Все его горячо поддержали, один только Гжеля был против. Он повидал свет, читал газету "Заря" и считал себя поэтому умнее других. Он начал книжным языком доказывать, что насилия чинить нельзя, потому что вмешается суд и ничего, кроме тюрьмы, этим не добьешься, что нужно нанять в городе адвоката и адвокат все сделает по закону. Но товарищам скоро надоело его слушать, послышались насмешки.

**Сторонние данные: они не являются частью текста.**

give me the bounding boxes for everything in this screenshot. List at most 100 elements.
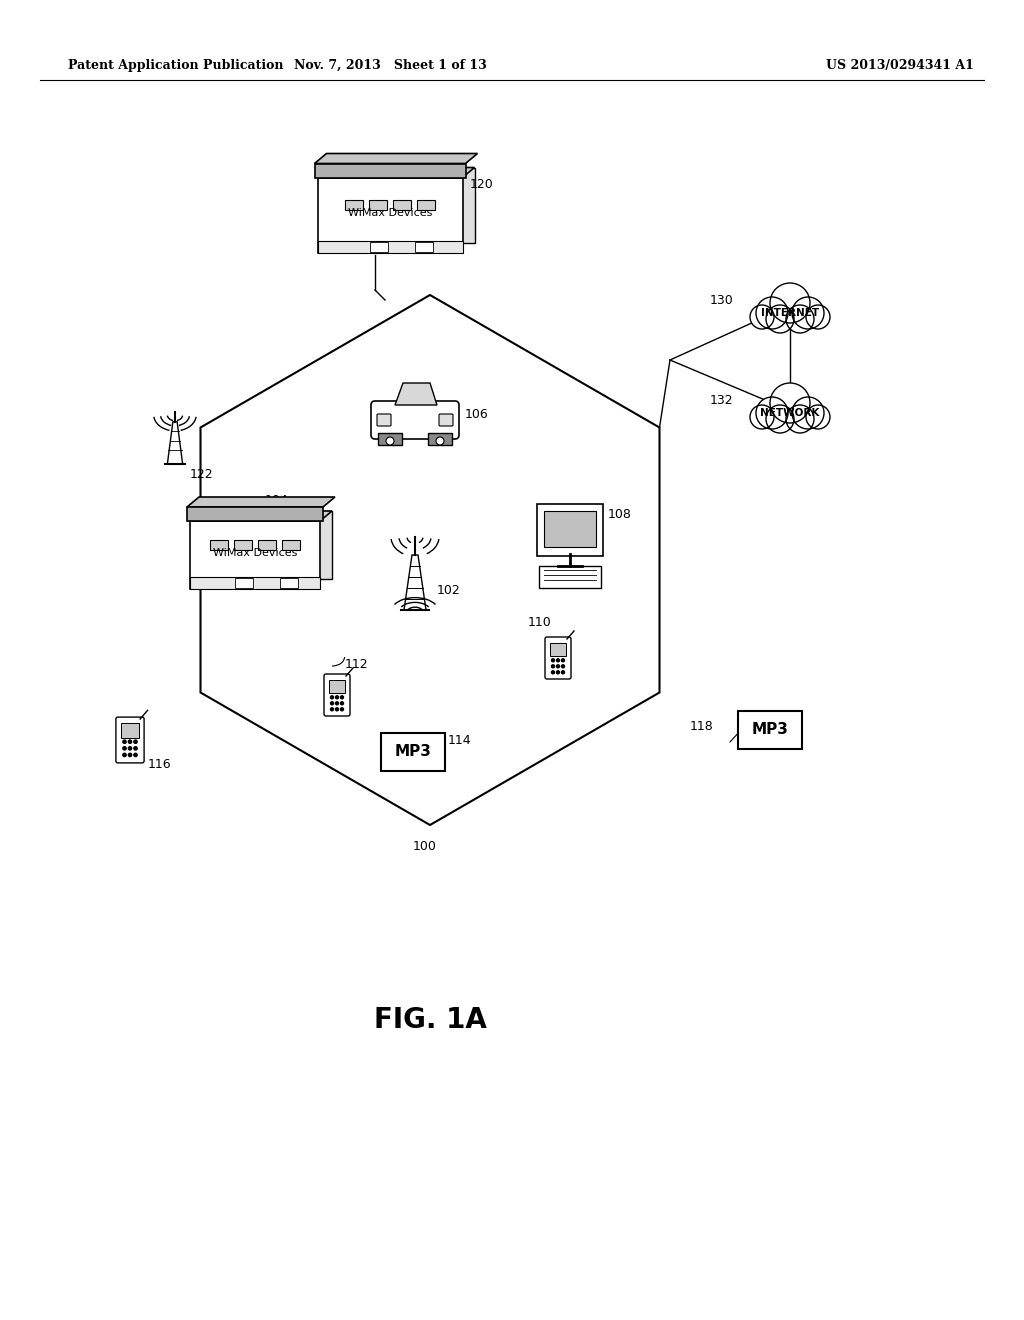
Circle shape (341, 702, 343, 705)
Polygon shape (190, 521, 319, 589)
Text: MP3: MP3 (394, 744, 431, 759)
Text: 100: 100 (413, 840, 437, 853)
FancyBboxPatch shape (121, 723, 139, 738)
FancyBboxPatch shape (369, 201, 387, 210)
Circle shape (336, 708, 339, 710)
Circle shape (123, 741, 126, 743)
Circle shape (128, 754, 132, 756)
Text: 108: 108 (608, 508, 632, 521)
Circle shape (552, 665, 555, 668)
Polygon shape (167, 422, 182, 465)
Polygon shape (187, 507, 323, 521)
Circle shape (552, 659, 555, 661)
Circle shape (336, 702, 339, 705)
Text: 120: 120 (470, 178, 494, 191)
Text: 106: 106 (465, 408, 488, 421)
FancyBboxPatch shape (210, 540, 228, 550)
Text: Patent Application Publication: Patent Application Publication (68, 58, 284, 71)
Circle shape (806, 305, 830, 329)
Text: 112: 112 (345, 659, 369, 672)
Polygon shape (317, 168, 474, 177)
Text: 118: 118 (690, 721, 714, 734)
FancyBboxPatch shape (371, 401, 459, 440)
Text: 110: 110 (528, 616, 552, 630)
Circle shape (786, 305, 814, 333)
FancyBboxPatch shape (280, 578, 298, 587)
Text: US 2013/0294341 A1: US 2013/0294341 A1 (826, 58, 974, 71)
Text: 132: 132 (710, 393, 733, 407)
FancyBboxPatch shape (324, 675, 350, 715)
Circle shape (331, 702, 334, 705)
FancyBboxPatch shape (381, 733, 445, 771)
Circle shape (341, 708, 343, 710)
Circle shape (756, 397, 788, 429)
FancyBboxPatch shape (345, 201, 362, 210)
Circle shape (331, 708, 334, 710)
Polygon shape (395, 383, 437, 405)
Text: 114: 114 (449, 734, 472, 747)
FancyBboxPatch shape (544, 511, 596, 546)
Polygon shape (190, 577, 319, 589)
FancyBboxPatch shape (234, 540, 252, 550)
Circle shape (792, 297, 824, 329)
FancyBboxPatch shape (329, 680, 345, 693)
Polygon shape (317, 177, 463, 252)
Circle shape (556, 665, 559, 668)
Circle shape (561, 671, 564, 673)
FancyBboxPatch shape (377, 414, 391, 426)
Polygon shape (202, 511, 332, 579)
Text: 122: 122 (190, 469, 214, 482)
Text: WiMax Devices: WiMax Devices (213, 548, 297, 558)
Circle shape (766, 305, 794, 333)
FancyBboxPatch shape (439, 414, 453, 426)
FancyBboxPatch shape (550, 643, 566, 656)
FancyBboxPatch shape (539, 566, 601, 587)
Circle shape (792, 397, 824, 429)
Circle shape (386, 437, 394, 445)
Circle shape (341, 696, 343, 698)
Circle shape (556, 659, 559, 661)
Circle shape (561, 659, 564, 661)
Circle shape (134, 754, 137, 756)
Circle shape (806, 405, 830, 429)
Text: WiMax Devices: WiMax Devices (348, 209, 432, 218)
Circle shape (750, 305, 774, 329)
Text: 116: 116 (148, 759, 172, 771)
Polygon shape (187, 498, 335, 507)
Text: Nov. 7, 2013   Sheet 1 of 13: Nov. 7, 2013 Sheet 1 of 13 (294, 58, 486, 71)
Text: NETWORK: NETWORK (760, 408, 819, 418)
Circle shape (552, 671, 555, 673)
Text: 104: 104 (265, 494, 289, 507)
FancyBboxPatch shape (415, 242, 433, 252)
Circle shape (123, 754, 126, 756)
Circle shape (756, 297, 788, 329)
FancyBboxPatch shape (234, 578, 253, 587)
Polygon shape (404, 554, 426, 610)
Circle shape (128, 747, 132, 750)
FancyBboxPatch shape (537, 504, 603, 556)
Circle shape (134, 747, 137, 750)
Polygon shape (378, 433, 402, 445)
Text: 130: 130 (710, 293, 734, 306)
Polygon shape (330, 168, 474, 243)
Circle shape (436, 437, 444, 445)
Circle shape (766, 405, 794, 433)
FancyBboxPatch shape (370, 242, 388, 252)
FancyBboxPatch shape (393, 201, 411, 210)
Text: MP3: MP3 (752, 722, 788, 738)
FancyBboxPatch shape (282, 540, 300, 550)
FancyBboxPatch shape (738, 711, 802, 748)
Polygon shape (428, 433, 452, 445)
Circle shape (786, 405, 814, 433)
FancyBboxPatch shape (417, 201, 435, 210)
Circle shape (770, 383, 810, 422)
Circle shape (336, 696, 339, 698)
Text: INTERNET: INTERNET (761, 308, 819, 318)
Circle shape (128, 741, 132, 743)
Text: 102: 102 (437, 583, 461, 597)
Text: FIG. 1A: FIG. 1A (374, 1006, 486, 1034)
FancyBboxPatch shape (545, 638, 571, 678)
Circle shape (123, 747, 126, 750)
Circle shape (134, 741, 137, 743)
Circle shape (331, 696, 334, 698)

Гжеля разозлился и сказал:
— Вы отцов своих дураками считаете, а у самих ни на грош разума нет, все равно — как у ребятишек, что еще на карачках ползают, — только и знаете чужие слова повторять!
— Борына пришел с Ягусей и девушками! — сказал кто-то.

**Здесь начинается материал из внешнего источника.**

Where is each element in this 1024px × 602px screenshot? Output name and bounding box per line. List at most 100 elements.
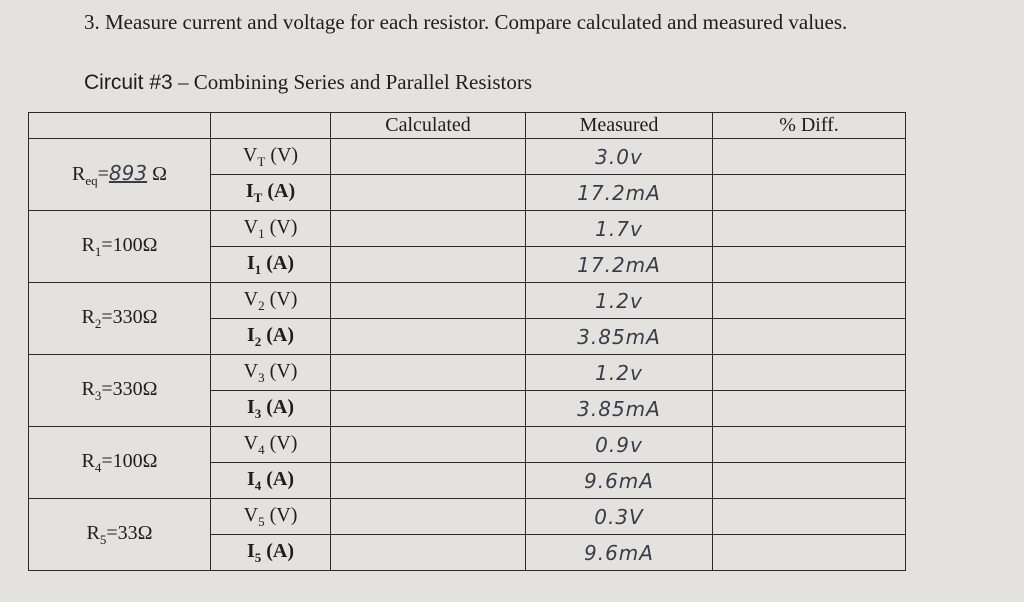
- quantity-symbol: V: [243, 215, 259, 238]
- equals: =: [97, 162, 109, 185]
- quantity-subscript: 3: [258, 369, 265, 385]
- resistor-symbol: R: [81, 305, 95, 328]
- diff-cell: [712, 354, 906, 391]
- diff-cell: [712, 534, 906, 571]
- resistor-symbol: R: [81, 233, 95, 256]
- quantity-subscript: 3: [254, 405, 262, 421]
- table-row: R2=330Ω V2 (V) 1.2v: [28, 282, 906, 355]
- calculated-cell: [330, 318, 526, 355]
- resistor-subscript: 5: [99, 531, 107, 547]
- equals: =: [106, 521, 118, 544]
- table-row: IT (A) 17.2mA: [29, 174, 906, 211]
- resistor-symbol: R: [81, 449, 95, 472]
- equals: =: [101, 449, 113, 472]
- quantity-unit: (V): [269, 359, 298, 382]
- quantity-subscript: 4: [258, 441, 265, 457]
- diff-cell: [712, 138, 906, 175]
- header-cell: % Diff.: [712, 112, 906, 139]
- instruction: 3. Measure current and voltage for each …: [84, 10, 848, 34]
- measured-cell: 3.0v: [525, 138, 713, 175]
- measured-cell: 17.2mA: [525, 246, 713, 283]
- circuit-description: – Combining Series and Parallel Resistor…: [177, 70, 532, 94]
- quantity-unit: (A): [266, 323, 295, 346]
- resistor-unit: Ω: [142, 377, 158, 400]
- quantity-subscript: 5: [258, 513, 265, 529]
- quantity-subscript: 1: [258, 225, 265, 241]
- diff-cell: [712, 246, 906, 283]
- measured-cell: 0.9v: [525, 426, 713, 463]
- quantity-unit: (V): [270, 143, 299, 166]
- quantity-subscript: 5: [254, 549, 262, 565]
- header-cell: Calculated: [330, 112, 526, 139]
- quantity-symbol: I: [246, 539, 255, 562]
- resistor-value: 330: [112, 305, 143, 328]
- resistor-symbol: R: [86, 521, 100, 544]
- diff-cell: [712, 210, 906, 247]
- resistor-unit: Ω: [137, 521, 153, 544]
- diff-cell: [712, 462, 906, 499]
- table-row: R1=100Ω V1 (V) 1.7v: [28, 210, 906, 283]
- results-table: Calculated Measured % Diff. Req=893 Ω VT …: [28, 112, 906, 571]
- measured-cell: 17.2mA: [525, 174, 713, 211]
- measured-cell: 1.2v: [525, 282, 713, 319]
- resistor-subscript: 3: [94, 387, 102, 403]
- quantity-symbol: V: [243, 359, 259, 382]
- quantity-cell: IT (A): [210, 174, 331, 211]
- quantity-unit: (A): [266, 539, 295, 562]
- header-row: Calculated Measured % Diff.: [28, 112, 906, 139]
- resistor-subscript: eq: [85, 172, 98, 188]
- resistor-value: 100: [112, 449, 143, 472]
- resistor-value: 100: [112, 233, 143, 256]
- calculated-cell: [330, 462, 526, 499]
- diff-cell: [712, 498, 906, 535]
- resistor-symbol: R: [81, 377, 95, 400]
- measured-cell: 1.2v: [525, 354, 713, 391]
- resistor-unit: Ω: [152, 162, 167, 185]
- calculated-cell: [330, 390, 526, 427]
- quantity-cell: V4 (V): [210, 426, 331, 463]
- measured-cell: 9.6mA: [525, 534, 713, 571]
- quantity-cell: I4 (A): [210, 462, 331, 499]
- quantity-symbol: I: [246, 251, 255, 274]
- measured-cell: 0.3V: [525, 498, 713, 535]
- header-cell: [210, 112, 331, 139]
- resistor-unit: Ω: [142, 449, 158, 472]
- resistor-value: 893: [108, 160, 148, 185]
- calculated-cell: [330, 138, 526, 175]
- diff-cell: [712, 390, 906, 427]
- resistor-subscript: 4: [94, 459, 102, 475]
- equals: =: [101, 233, 113, 256]
- resistor-symbol: R: [72, 162, 86, 185]
- resistor-cell: R1=100Ω: [28, 210, 211, 283]
- quantity-subscript: T: [257, 153, 266, 169]
- resistor-cell: R4=100Ω: [28, 426, 211, 499]
- circuit-number: Circuit #3: [84, 71, 173, 94]
- quantity-subscript: T: [253, 189, 263, 205]
- quantity-symbol: V: [242, 143, 258, 166]
- quantity-symbol: I: [246, 323, 255, 346]
- quantity-cell: I2 (A): [210, 318, 331, 355]
- diff-cell: [712, 174, 906, 211]
- measured-cell: 1.7v: [525, 210, 713, 247]
- resistor-value: 330: [112, 377, 143, 400]
- quantity-subscript: 4: [254, 477, 262, 493]
- calculated-cell: [330, 282, 526, 319]
- header-cell: [28, 112, 211, 139]
- table-row: I4 (A) 9.6mA: [29, 462, 906, 499]
- quantity-symbol: I: [245, 179, 254, 202]
- quantity-cell: V2 (V): [210, 282, 331, 319]
- resistor-subscript: 1: [94, 243, 102, 259]
- calculated-cell: [330, 498, 526, 535]
- table-row: I3 (A) 3.85mA: [29, 390, 906, 427]
- quantity-cell: V5 (V): [210, 498, 331, 535]
- calculated-cell: [330, 534, 526, 571]
- equals: =: [101, 305, 113, 328]
- quantity-unit: (V): [269, 503, 298, 526]
- table-row: R3=330Ω V3 (V) 1.2v: [28, 354, 906, 427]
- table-row: R4=100Ω V4 (V) 0.9v: [28, 426, 906, 499]
- quantity-unit: (A): [266, 251, 295, 274]
- quantity-subscript: 2: [254, 333, 262, 349]
- quantity-cell: I3 (A): [210, 390, 331, 427]
- quantity-symbol: V: [243, 431, 259, 454]
- resistor-cell: R2=330Ω: [28, 282, 211, 355]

Антек, который в эту минуту собирался что-то ответить Гжеле, промолчал и впился глазами в Ягну.
Они пришли поздно, уже после ужина, потому что старик долго противился плаксивым мольбам Юзи и уговорам Настки, — все ждал, чтобы Ягуся его попросила. Она после обеда резко объявила, что пойдет на музыку, а он так же резко ответил, что с места не двинется: не пошел к войту, так никуда не пойдет. Ягуся больше не просила: она так ожесточилась, что не говорила с ним ни слова, плакала потихоньку по углам, хлопала дверями, стояла подолгу на крыльце, несмотря на мороз, ураганом металась по дому, — от нее так и веяло холодной злобой. Ужинать не села с другими и начала вынимать из сундука юбки, примерять их и прихорашиваться.
Что было делать старику? Бранился, ворчал, клялся, что не пойдет, а в конце концов пришлось ему у Ягны прощения просить и волей-неволей вести всех в корчму.

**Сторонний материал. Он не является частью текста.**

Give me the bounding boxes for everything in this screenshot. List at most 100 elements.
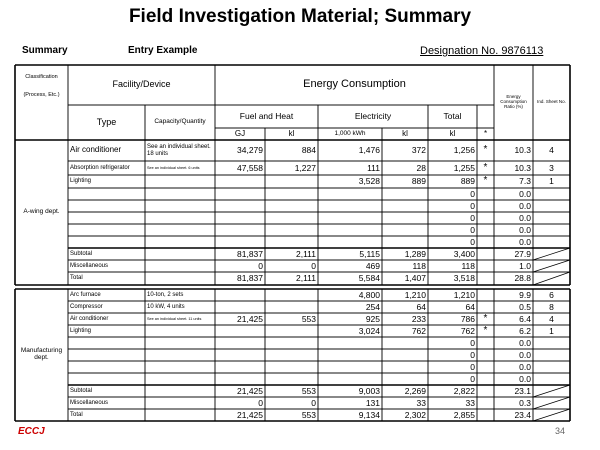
value-cell: 553: [301, 409, 316, 420]
label-cell: Air conditioner: [70, 315, 109, 322]
label-cell: Total: [70, 275, 83, 282]
value-cell: 1,256: [453, 145, 475, 156]
section-name: Manufacturing dept.: [20, 347, 63, 361]
value-cell: 1: [549, 325, 554, 336]
unit-cell: kl: [288, 128, 295, 138]
label-cell: Absorption refrigerator: [70, 164, 130, 171]
rule: [532, 247, 571, 261]
label-cell: Subtotal: [70, 387, 93, 394]
value-cell: 2,269: [404, 385, 426, 396]
value-cell: 762: [411, 325, 426, 336]
label-cell: See an individual sheet. 18 units: [147, 144, 211, 157]
value-cell: 925: [365, 313, 380, 324]
title: Field Investigation Material; Summary: [128, 6, 472, 27]
value-cell: 118: [412, 260, 426, 271]
value-cell: 1: [549, 176, 554, 187]
label: Summary: [22, 45, 68, 56]
value-cell: 111: [367, 162, 380, 173]
value-cell: 0.0: [519, 236, 531, 247]
value-cell: 0.0: [519, 337, 531, 348]
value-cell: 0: [470, 361, 475, 372]
logo: ECCJ: [18, 426, 45, 437]
unit-cell: GJ: [234, 128, 246, 138]
value-cell: 9.9: [519, 289, 531, 300]
header-cell: Facility/Device: [112, 79, 171, 90]
value-cell: *: [483, 175, 488, 187]
value-cell: 553: [301, 385, 316, 396]
value-cell: 3,400: [453, 248, 475, 259]
header-cell: Energy Consumption: [303, 78, 406, 91]
value-cell: 64: [416, 301, 426, 312]
value-cell: 0.3: [519, 397, 531, 408]
value-cell: 0.0: [519, 361, 531, 372]
value-cell: 1,476: [358, 145, 380, 156]
header-cell: Classification: [25, 73, 58, 80]
value-cell: 64: [465, 301, 475, 312]
value-cell: 4: [549, 145, 554, 156]
value-cell: 884: [301, 145, 316, 156]
value-cell: 372: [411, 145, 426, 156]
value-cell: 0: [311, 397, 316, 408]
label-cell: 10 kW, 4 units: [147, 303, 185, 310]
value-cell: 131: [365, 397, 380, 408]
value-cell: 0: [258, 397, 263, 408]
value-cell: 0: [470, 212, 475, 223]
value-cell: 3,518: [453, 273, 475, 284]
label-cell: Arc furnace: [70, 291, 101, 298]
value-cell: 47,558: [237, 162, 263, 173]
value-cell: 0.5: [519, 301, 531, 312]
value-cell: 34,279: [237, 145, 263, 156]
value-cell: 0: [470, 224, 475, 235]
value-cell: 23.4: [514, 409, 531, 420]
value-cell: 469: [365, 260, 380, 271]
value-cell: 9,134: [358, 409, 380, 420]
label-cell: Lighting: [70, 178, 92, 185]
value-cell: 2,302: [404, 409, 426, 420]
value-cell: 2,111: [295, 273, 316, 284]
value-cell: *: [483, 313, 488, 324]
value-cell: 0: [311, 260, 316, 271]
value-cell: 3: [549, 162, 554, 173]
label-cell: 10-ton, 2 sets: [147, 291, 184, 298]
value-cell: 1,255: [453, 162, 475, 173]
value-cell: 27.9: [514, 248, 531, 259]
value-cell: 254: [365, 301, 380, 312]
example: Entry Example: [128, 45, 198, 56]
header-cell: Fuel and Heat: [239, 111, 294, 122]
label-cell: Compressor: [70, 303, 103, 310]
header-cell: Ind. Sheet No.: [537, 99, 566, 105]
value-cell: 0.0: [519, 373, 531, 384]
value-cell: 0: [470, 373, 475, 384]
value-cell: 21,425: [237, 313, 263, 324]
value-cell: 1,407: [404, 273, 426, 284]
value-cell: 28: [416, 162, 426, 173]
value-cell: 28.8: [514, 273, 531, 284]
value-cell: *: [483, 161, 488, 173]
value-cell: 0: [470, 200, 475, 211]
section-name: A-wing dept.: [23, 208, 60, 216]
unit-cell: 1,000 kWh: [334, 129, 366, 137]
header-cell: Electricity: [354, 111, 392, 122]
rule: [532, 384, 571, 398]
value-cell: 10.3: [514, 162, 531, 173]
header-cell: Total: [443, 111, 462, 122]
value-cell: 889: [460, 176, 475, 187]
value-cell: 0: [470, 188, 475, 199]
value-cell: 3,024: [358, 325, 380, 336]
label-cell: Total: [70, 411, 83, 418]
value-cell: 0.0: [519, 212, 531, 223]
value-cell: 0: [470, 236, 475, 247]
label-cell: Lighting: [70, 327, 92, 334]
value-cell: 0.0: [519, 188, 531, 199]
value-cell: 10.3: [514, 145, 531, 156]
value-cell: 1.0: [519, 260, 531, 271]
rule: [532, 408, 571, 422]
value-cell: 0: [470, 337, 475, 348]
value-cell: 23.1: [514, 385, 531, 396]
value-cell: 6.4: [519, 313, 531, 324]
value-cell: 6: [549, 289, 554, 300]
value-cell: 9,003: [358, 385, 380, 396]
value-cell: 889: [411, 176, 426, 187]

Он вошел, суровый и важный, здоровался с очень немногими, так как равных ему здесь было мало — ведь все видные люди пировали у войта на крестинах. Сына он не заметил, хотя внимательно осматривался по сторонам.
А Антек не сводил глаз с Ягуси. Она стояла у прилавка. Парни ринулись к ней приглашать на танцы, но она всем отказывала, весело болтала то с тем, то с другим и украдкой обводила глазами толпу. Она была сегодня так хороша, что, хотя люди были уже пьяны, все на нее глядели с восторгом. Ни одна из женщин вокруг не могла с ней сравняться. А ведь здесь была и высокая, стройная Настка, в своем красном платье похожая на мальву, и гордая Веронка Плошка, румяная, как георгин, и дочка Сохи, еще совсем девочка, тоненькая, гибкая, с милым личиком. Были и другие девушки, красивые, стройные, притягивавшие глаза мужчин, как, например, Марыся Бальцерек, рослая на диво, белая, крепкая, как молодая репка, и первая в деревне плясунья. Но Ягна была всех лучше. Она затмевала всех красотой, нарядом, осанкой и этими голубыми яркими глазами, как роза затмевает всякие настурции, мальвы, георгины, маки. Да и разоделась она сегодня, как на свадьбу: юбка на ней была оранжевая в зеленых и белых полосах, корсаж из голубого бархата, прошитого золотой ниткой, с глубоким вырезом, тонкая белоснежная рубашка пышными сборками окружала шею и кисти рук, а на грудь в несколько рядов спускались кораллы и янтари. Голову она повязала шелковым платочком, голубым в розовую крапинку, и концы его спустила на плечи.
Другие женщины осуждали ее за такое щегольство и делали ядовитые замечания, но она не обращала на это никакого внимания. Она сразу приметила Антека и, порозовев от радости, как вода в лучах восходящего солнца, отвернулась от Борыны, которому что-то говорил Янкель. Борына скоро ушел за перегородку и там остался. Антек только того и ждал. Он тотчас пробрался вдоль стены к прилавку и спокойно поздоровался с ними, хотя Юзька нарочно отвернулась.